On top of that, Cupy surprisingly does not optimize things like xi**2: it compute a very-expensive generic pow(xi, 2) rather than the very-cheap xi * xi operation... The later is about 30 times faster on my Nvidia-1660S GPU!

While you can mitigate the performance issue by avoiding re-computation and performing just square instead of power, the number of kernel is still significant. This is a problem since each kernel read/write data from/to global memory while some operation can be done in registers which are MUCH more efficient. We can confirm this is a problem in the profiler since most useful kernels are actually memory-bound. Thus, I strongly advise you to write a unified kernel doing all of this at once. It will also ease profiling.

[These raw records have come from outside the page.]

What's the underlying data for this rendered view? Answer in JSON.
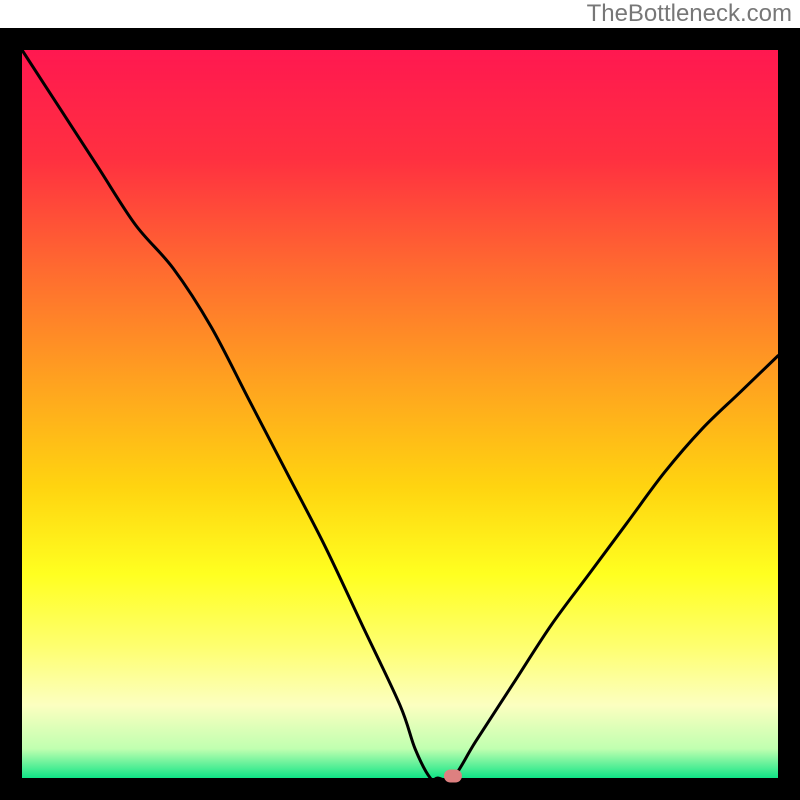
{
  "watermark": "TheBottleneck.com",
  "chart_data": {
    "type": "line",
    "title": "",
    "xlabel": "",
    "ylabel": "",
    "xlim": [
      0,
      100
    ],
    "ylim": [
      0,
      100
    ],
    "x": [
      0,
      5,
      10,
      15,
      20,
      25,
      30,
      35,
      40,
      45,
      50,
      52,
      54,
      55,
      57,
      60,
      65,
      70,
      75,
      80,
      85,
      90,
      95,
      100
    ],
    "values": [
      100,
      92,
      84,
      76,
      70,
      62,
      52,
      42,
      32,
      21,
      10,
      4,
      0,
      0,
      0,
      5,
      13,
      21,
      28,
      35,
      42,
      48,
      53,
      58
    ],
    "marker": {
      "x": 57,
      "y": 0
    },
    "frame": true,
    "gradient_stops": [
      {
        "offset": 0.0,
        "color": "#ff1850"
      },
      {
        "offset": 0.15,
        "color": "#ff3040"
      },
      {
        "offset": 0.3,
        "color": "#ff6a30"
      },
      {
        "offset": 0.45,
        "color": "#ffa020"
      },
      {
        "offset": 0.6,
        "color": "#ffd410"
      },
      {
        "offset": 0.72,
        "color": "#ffff20"
      },
      {
        "offset": 0.82,
        "color": "#feff70"
      },
      {
        "offset": 0.9,
        "color": "#fcffc0"
      },
      {
        "offset": 0.96,
        "color": "#c0ffb0"
      },
      {
        "offset": 1.0,
        "color": "#10e486"
      }
    ],
    "frame_color": "#000000",
    "frame_width": 22,
    "curve_color": "#000000",
    "curve_width": 3,
    "marker_color": "#dd8080"
  }
}
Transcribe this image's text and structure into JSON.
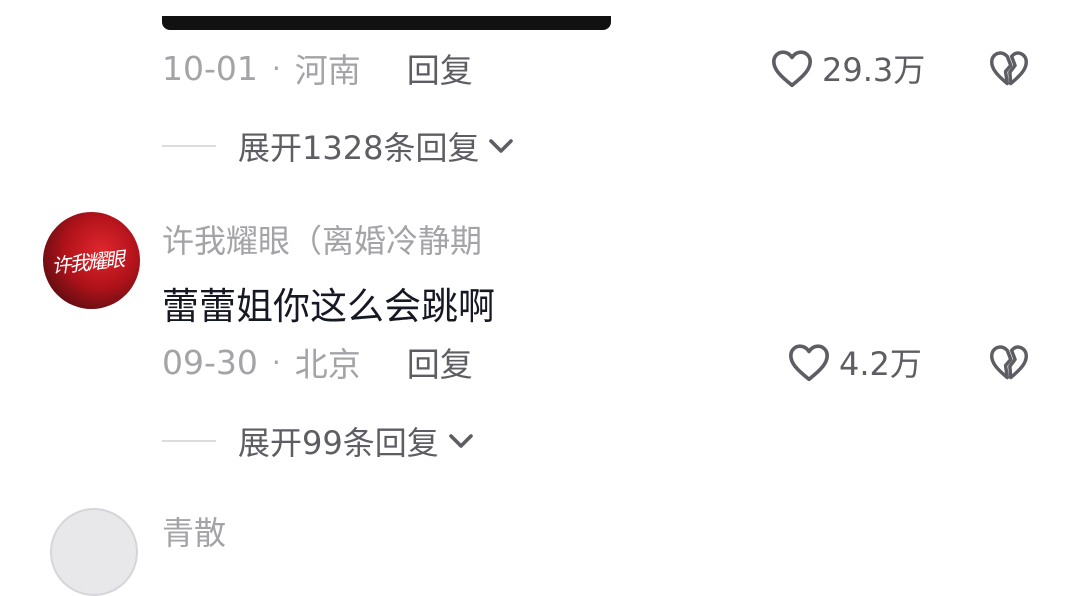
{
  "comment1": {
    "date": "10-01",
    "separator": "·",
    "location": "河南",
    "reply_label": "回复",
    "likes": "29.3万",
    "expand_label": "展开1328条回复"
  },
  "comment2": {
    "username": "许我耀眼（离婚冷静期",
    "avatar_signature": "许我耀眼",
    "text": "蕾蕾姐你这么会跳啊",
    "date": "09-30",
    "separator": "·",
    "location": "北京",
    "reply_label": "回复",
    "likes": "4.2万",
    "expand_label": "展开99条回复"
  },
  "comment3": {
    "username": "青散"
  },
  "colors": {
    "meta_gray": "#a3a3a8",
    "action_gray": "#5d5d63",
    "text_dark": "#161823",
    "avatar_red": "#e0262d"
  },
  "icons": {
    "like": "heart-outline-icon",
    "dislike": "broken-heart-icon",
    "expand": "chevron-down-icon"
  }
}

Regarding convolve_gpu, the two arrays have a size of 8_000_000 which is pretty huge. The algorithmic complexity of the naive convolution is O(n**2). This is not reasonable, even on a GPU (8_000_000**2 = 64_000_000_000_000). The key to make this faster is to use an FFT-based implementation and I do not think convolve_gpu actually use this approach (developers probably wrongly assumed that the kernel should be small without mentioning it in the documentation). There is a catch though: FFT-based convolutions can apparently be significantly less precise than the naive algorithm. That being said, using FFTs is certainly mandatory regarding the size of the target input here. Thus I advise you use an alternative implementation of convolve_gpu internally performing FFTs and check the input has a reasonably low standard deviation for results to be precise enough. I also advise you to manually check the results of this convolution.

If you do not find such an implementation, note that you can do it yourself since Cupy supports CuFFT. In fact, you can optimize the computation further using this approach. Indeed, fib_sum_log is apparently a constant in the loop so you could compute its FFT only once. I expect this to be from 30% to 50% faster.

Additionally, note that wavelet seems full of NaN value which indicate that the result will certainly be garbage data and the input is certainly already invalid (maybe just in this synthetic example)...

Considering all the aforementioned issues, I think it might be better for you to first write a fast (parallel) CPU implementation using efficient algorithms and Numba/Cython and only then try to offload the computation on GPU if this is not enough on CPU. On CPU, the FFT-based convolution should be the bottleneck.